If you turn around quickly enough you will see a short, happy little Scotsman from the Ministry of Rain with a squirt bottle aimed at the back of your head who thinks water is the greatest thing there is or ever was, but they are highly trained in ninja-like techniques, so it’s unlikely that you’ll be able to spot one unless he’s a rooky. They also come by about every half hour and squirt your windows when you aren’t looking so there are always some droplets on any window at any given time, no matter what; leaving the impression that it always just rained a little. Again, this is because Scotland cares/is screwing with you and never wants you to feel as if it isn’t either raining or having just rained and is about to start again after a short intermission for bathroom breaks and chips and such. The spritzing is long enough to render your hair completely ridiculous and short enough to make an umbrella completely useless since even though an umbrella could stop the spritz, it lasts for such a short period of time that by the time you have it open the little Scott with the squirt bottle has moved on, shaking their head at you and saying in his laughing Glaswegian accent “An umbrella? This is just the wee spritzing service. This isn’t hearty rain. Let’s not be selfish. This bottle has to last for more people than just you.”

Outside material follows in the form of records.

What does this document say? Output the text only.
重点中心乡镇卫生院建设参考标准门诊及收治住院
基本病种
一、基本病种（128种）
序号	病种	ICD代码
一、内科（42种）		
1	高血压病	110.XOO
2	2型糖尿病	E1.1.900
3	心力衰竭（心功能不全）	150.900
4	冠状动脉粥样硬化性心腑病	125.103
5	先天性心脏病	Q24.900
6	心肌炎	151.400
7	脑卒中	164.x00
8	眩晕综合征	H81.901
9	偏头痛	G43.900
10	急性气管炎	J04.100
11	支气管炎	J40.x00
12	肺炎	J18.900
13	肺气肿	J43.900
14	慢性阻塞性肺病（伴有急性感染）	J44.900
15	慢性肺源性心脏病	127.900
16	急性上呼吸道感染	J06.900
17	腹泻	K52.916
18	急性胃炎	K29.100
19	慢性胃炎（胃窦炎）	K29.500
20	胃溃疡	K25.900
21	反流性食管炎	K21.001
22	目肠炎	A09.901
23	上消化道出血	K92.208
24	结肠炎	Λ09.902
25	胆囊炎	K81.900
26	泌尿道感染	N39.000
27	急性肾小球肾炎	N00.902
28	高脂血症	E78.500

I’m having some difficulty with the whole umbrella issue anyway. I have always felt that, as a moral issue, umbrellas ought to be large. I don’t do that little flimsy purse umbrella nonsense. I feel like an umbrella should be able to shield one person completely from the rain, and at least two people easily if they are willing to snuggle just a little. However, the problem with having a big umbrella is that the sidewalks in here are very small. I didn’t realize this until I was walking with my umbrella up and had to lift it up over people so that we could pass. There just isn’t room for a big umbrella on these sidewalks. I’m not entirely sure what to do about this.

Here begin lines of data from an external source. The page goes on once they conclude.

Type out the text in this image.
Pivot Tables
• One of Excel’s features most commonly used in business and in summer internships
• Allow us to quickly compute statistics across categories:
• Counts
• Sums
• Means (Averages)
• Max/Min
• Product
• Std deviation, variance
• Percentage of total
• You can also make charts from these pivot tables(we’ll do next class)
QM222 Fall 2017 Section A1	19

I also am a huge advocate of the big umbrella because it is less likely to turn inside out on you when the wind begins to blow. One of the exceptions to this love of the big umbrella was a purse sized umbrella that I had as an undergraduate. It had Monet’s water lilies on it and was broken so that when you pushed the button to open it, if you didn’t hold the top, the whole thing would go shooting forward a few feet forward leaving you holding that little handle part at the bottom. It was fantastic. But when you put it back together it worked wonderfully and it never turned inside out and it was beautiful.

I hate when umbrellas turn inside out. Not only do I hate it because I am suddenly exposed to the elements when I was not expecting it, but I feel like it is a personal betrayal of trust. I feel like I have been cheated on. I trusted the umbrella to shelter me, to keep me safe and warm and dry and then it flips inside out and all of a sudden there I am, awkward and trying to convince it to come back to me while everybody watches “Please, baby, I know you want to run away with the wind. I know being stable is boring… but… but… I NEED you, please go back to how you were” and the worst part, the part I hate the most, is that you know, you KNOW with that sick feeling in your gut that once it happens the first time it’s going to happen over and over and over again, any time the wind blows. From then on your umbrella is totally unreliable, but you can never bring yourself to buy another one because, well, you already have an umbrella. And who buys umbrellas anyway, until you’re stuck in the rain somewhere, which explains why we always get the cheapest ones. You may have guessed this already, but my umbrella cheated on me. I can’t really blame it because the wind here, as it was on this day, can be ridiculous. The little traitor is sitting in the hallway right now thinking about what it has done. Obviously I’ll forgive it and use it again with no hard feelings, but I’m not sure if I can really learn to trust it, since its integrity was compromised so early on.



update:
tl;dr version: sometimes it rains, sometimes it doesn't. it's hard to tell which is which.